The Box is locked. The lights are on. It’s ROBOT-FIGHTIN’ TIME!
The robot combat event/TV show known as BattleBots started its life in the midst of legal wreckage, when a deal to make a US spinoff of the UK series Robot Wars fell through in 1997. The American bot builders, left without a televisual home, started BattleBots in August 1999 in Long Beach, California. They eschewed Robot Wars‘ House Robot model, instead designing an arena called the BattleBox that gradually presented more and more dangerous hazards as each 3-minute battle wore on, starting with screws and hammers and culminating with floor spikes and killsaws. But the hazards are largely incidental – the biggest appeal is and always has been the promise of mechanized carnage, a gladiatorial clash with not flesh and blood on the line, but gears and wires. Their initial tourney was live-streamed on the internet and garnered over 40,000 views, no mean feat for the dial-up era.

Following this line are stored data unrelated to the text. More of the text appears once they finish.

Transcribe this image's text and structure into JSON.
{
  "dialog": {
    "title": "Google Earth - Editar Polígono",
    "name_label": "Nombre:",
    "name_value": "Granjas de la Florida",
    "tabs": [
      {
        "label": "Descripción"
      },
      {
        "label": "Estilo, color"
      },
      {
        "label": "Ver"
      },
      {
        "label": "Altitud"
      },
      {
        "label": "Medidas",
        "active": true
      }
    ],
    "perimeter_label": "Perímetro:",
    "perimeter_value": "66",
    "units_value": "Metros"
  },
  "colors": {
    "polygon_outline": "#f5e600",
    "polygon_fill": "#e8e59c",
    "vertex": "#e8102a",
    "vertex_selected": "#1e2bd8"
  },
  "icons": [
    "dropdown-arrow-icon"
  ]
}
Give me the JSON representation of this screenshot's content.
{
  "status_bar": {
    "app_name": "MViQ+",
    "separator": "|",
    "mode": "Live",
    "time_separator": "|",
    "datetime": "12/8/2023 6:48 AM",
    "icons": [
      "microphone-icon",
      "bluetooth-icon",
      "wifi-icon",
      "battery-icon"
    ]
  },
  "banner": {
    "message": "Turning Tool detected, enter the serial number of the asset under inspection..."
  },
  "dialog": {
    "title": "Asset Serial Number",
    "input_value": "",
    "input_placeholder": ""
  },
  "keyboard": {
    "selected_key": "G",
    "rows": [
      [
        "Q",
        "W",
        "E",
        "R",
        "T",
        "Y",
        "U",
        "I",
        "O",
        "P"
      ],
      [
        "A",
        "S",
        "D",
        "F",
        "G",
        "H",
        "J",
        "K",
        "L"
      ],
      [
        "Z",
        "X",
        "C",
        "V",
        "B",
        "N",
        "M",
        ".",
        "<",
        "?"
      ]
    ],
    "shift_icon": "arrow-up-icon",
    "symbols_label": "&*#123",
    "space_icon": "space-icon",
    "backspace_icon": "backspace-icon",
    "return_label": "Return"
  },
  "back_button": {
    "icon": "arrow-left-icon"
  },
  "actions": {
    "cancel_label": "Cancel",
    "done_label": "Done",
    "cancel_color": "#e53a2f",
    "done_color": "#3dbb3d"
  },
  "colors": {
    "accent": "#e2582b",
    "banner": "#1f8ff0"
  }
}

The show attracted the attention of Lenny Stucker, a boxing telecast producer. He remade the presentational aspects of the show to mimic those of boxing, with a red corner and a blue corner and a ringside announcer, and attempted to sell the package to various cable and broadcast networks. After a PPV show in Vegas, someone finally bit: the burgeoning Comedy Central, which had recently expanded on the back of South Park‘s success and was hungry for new programming.
While the actual competition remained unchanged by the unexpected new owner, the telecast became a strange chimera, a sports show and a send-up of sports shows in one, with wrestling-style sketches but serious competitive bouts. Carmen Electra was famously enlisted as a co-host despite having no apparent interest in robot combat. With single-elimination tournaments running across four weight classes, the series made no attempt to provide a comprehensive look at what went down in the live event.
Nevertheless, BattleBots quickly became a cultural phenomenon, briefly surpassing South Park as CC’s highest-rated program during its third season in 2001. (This season, incidentally, concluded on 9/11). Iconic bots like Nightmare, BioHazard, and Diesector started to become household names. Well, in certain households anyway. In 2002 there was even a line-up of BattleBots Happy Meal toys! I owned some!
Unfortunately, the country’s infatuation with robot combat was not to last. Basic cable knockoffs started to dilute the brand. And the metagame of BattleBots drifted towards a homogenized style which encouraged powerful wedge bots that devoted all their weight to armor and drive. They were strong, invulnerable, victorious… and deadly dull to watch, causing every bout to devolve into a shoving match. In 2002, due to declining viewership and a desire to return to their comedy roots, CC cancelled BattleBots after 5 seasons.
But nothing’s ever really dead so long as network suits think that someone possibly might remember its name, so in summer 2015 BattleBots came back with a tentative 6-episode order on ABC! The new version of the show ditched the comedy elements and the weight classes, focusing solely on the superheavyweights – bots weighing in at 250 lbs. To avoid the boring wedges that had come to dominate the sport, they fiddled with the rules to make active weaponry (i.e. stuff that moves and hits hard) a prerequisite for entry. Each episode featured only four fights and a lot of human-interest flab, but for summer programming, it was a reasonable hit. When it came back for an expanded 10-episode second season in 2016 the show really dialed it in, producing a ton of great fights including the famous Minotaur vs. Blacksmith bout, which became ABC’s most-viewed YouTube video of all time, and remains their #4 to this day.
But ABC was the wrong fit for the idiosyncratic series, and some rough scheduling against the 2016 Rio Olympics seriously hurt the ratings and left the show once again in the lurch. All of 2017 went by without any word of a new season.
However, in 2018, a new savior emerged – the Discovery Channel! It should probably have been BattleBots’ home all along, but at least now they’re finally together, and the show is being presented the way it always was meant to be: as a serious competition, not a joke or human interest reality series, but still conscious of the childlike joy of seeing carefully engineered machines smash each other to bits. And boy do they smash – modern lithium batteries and brushless electric motors make the bots several times more powerful than they were in the CC days.
The 3rd/8th season features a whopping 20 episodes, each with five fights, consisting of a long series of qualifiers that let every bot mix it up and see what they can do as they vie for spots in a sweet sixteen single-elimination final tournament. Among the 55 competing bots there are flippers, spinners, crushers, lifters, grapplers, saws, hammers, a cannon, and a giant cheeseburger.
The season is entering its home stretch, currently airing every Friday on Discovery and the following Wednesday on Science Channel with a bonus segment. The season pass is also available for purchase on Amazon, where new episodes go up every Saturday (I’m probably watching last night’s episode on Amazon as this OT goes up). If you’re at all interested in the world’s dorkiest sport, I suggest you check it out!